Tony Hicks — who easily could have punched himself a ticket off the roster with his punch of Columbia’s Meiko Lyles last year — is playing with the mentality of a senior. The junior guard picked up two quick fouls against Binghamton on Saturday, a situation in which a younger version of the player likely would have folded.

But coming off the bench in the second half, Hicks responded in a big way, pouring in 18 points in 16 minutes and hitting all the big shots necessary to make sure the Bearcats stayed down.

“I thought Tony was phenomenal last game in keeping his composure and showing his growth,” coach Jerome Allen said.

Hicks’ success comes with a caveat, though. Tasked with running the point on many of Penn’s offensive sets, he has turned the ball over at a high rate (25 turnovers compared to 27 assists), an epidemic that has plagued the Red and Blue as a whole.

The turnover problem is an old canard that dates back to last year, but the one silver lining that could be drawn is that the offenders this season have mostly been freshmen adjusting to the college game. Freshmen make freshman mistakes.

But that excuse won’t fly for long, considering how well the four freshmen that have received regular minutes so far have performed in other aspects of the game.

Forward Mike Auger showed flashes of his immense potential before he hurt his foot. Sam Jones is shooting 39 percent from deep and has been more than serviceable as a spot-up shooter. Darnell Foreman has struggled from the field, but crashes the defensive glass and is a solid on-ball defender. Antonio Woods has run the point well off the bench.

Most importantly, the freshmen have stuck together. While Penn fans often thought “here we go again” during the team’s five-game losing streak to open the season, the Quakers did not, perhaps aided by the fact that so many on the roster have never experienced it before.

“We have a strong bond. Not just the freshmen, but the whole team. So we come together as one,” Woods said.

Allen places the blame for the turnover problem on himself, as he is apt to do when things go awry on his ship.
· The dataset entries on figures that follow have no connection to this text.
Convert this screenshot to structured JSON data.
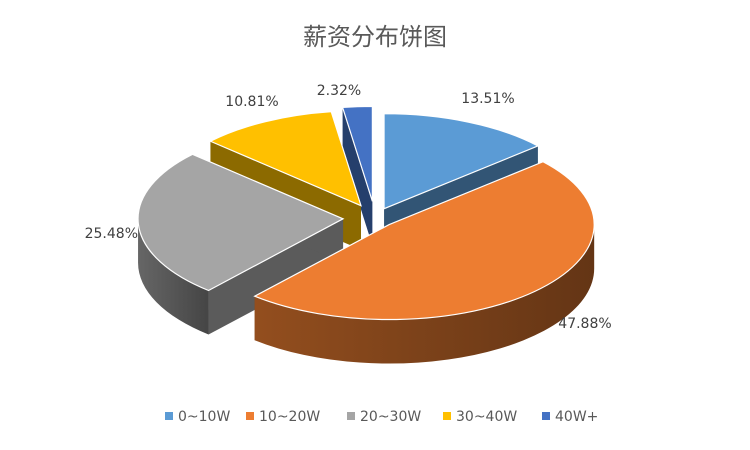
{
  "chart_data": {
    "type": "pie",
    "title": "薪资分布饼图",
    "categories": [
      "0~10W",
      "10~20W",
      "20~30W",
      "30~40W",
      "40W+"
    ],
    "values": [
      13.51,
      47.88,
      25.48,
      10.81,
      2.32
    ],
    "labels": [
      "13.51%",
      "47.88%",
      "25.48%",
      "10.81%",
      "2.32%"
    ],
    "colors": [
      "#5B9BD5",
      "#ED7D31",
      "#A5A5A5",
      "#FFC000",
      "#4472C4"
    ],
    "style": "3d-exploded",
    "legend": "bottom"
  }
}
“[I need to] put these guys in a position to succeed, explaining time and spacing, helping them with their overall vision and just helping them to establish a certain sense of poise about them when defenses try to speed us up,” he said.

The Quakers have certainly demonstrated poise in their most recent pair of games, putting Navy and Binghamton away after they gagged away an opportunity at Wagner.

Some will point to the fact that the Quakers managed to beat a pair of teams ranked 333rd and 338th overall by Ken Pomeroy’s ratings, and that any such celebration of these victories is a further sign of the program’s demise.

Yet the fact of the matter is that Penn lowered the bar for itself when it posted back-to-back seasons with single-digit win totals.

If the Quakers are to climb back to relevance in the Ivy League from rock bottom, they’ll need to pass certain benchmarks. Winning consecutive road games — regardless of the quality of opponent — certainly counts as such.

And for now, the Red and Blue will take it.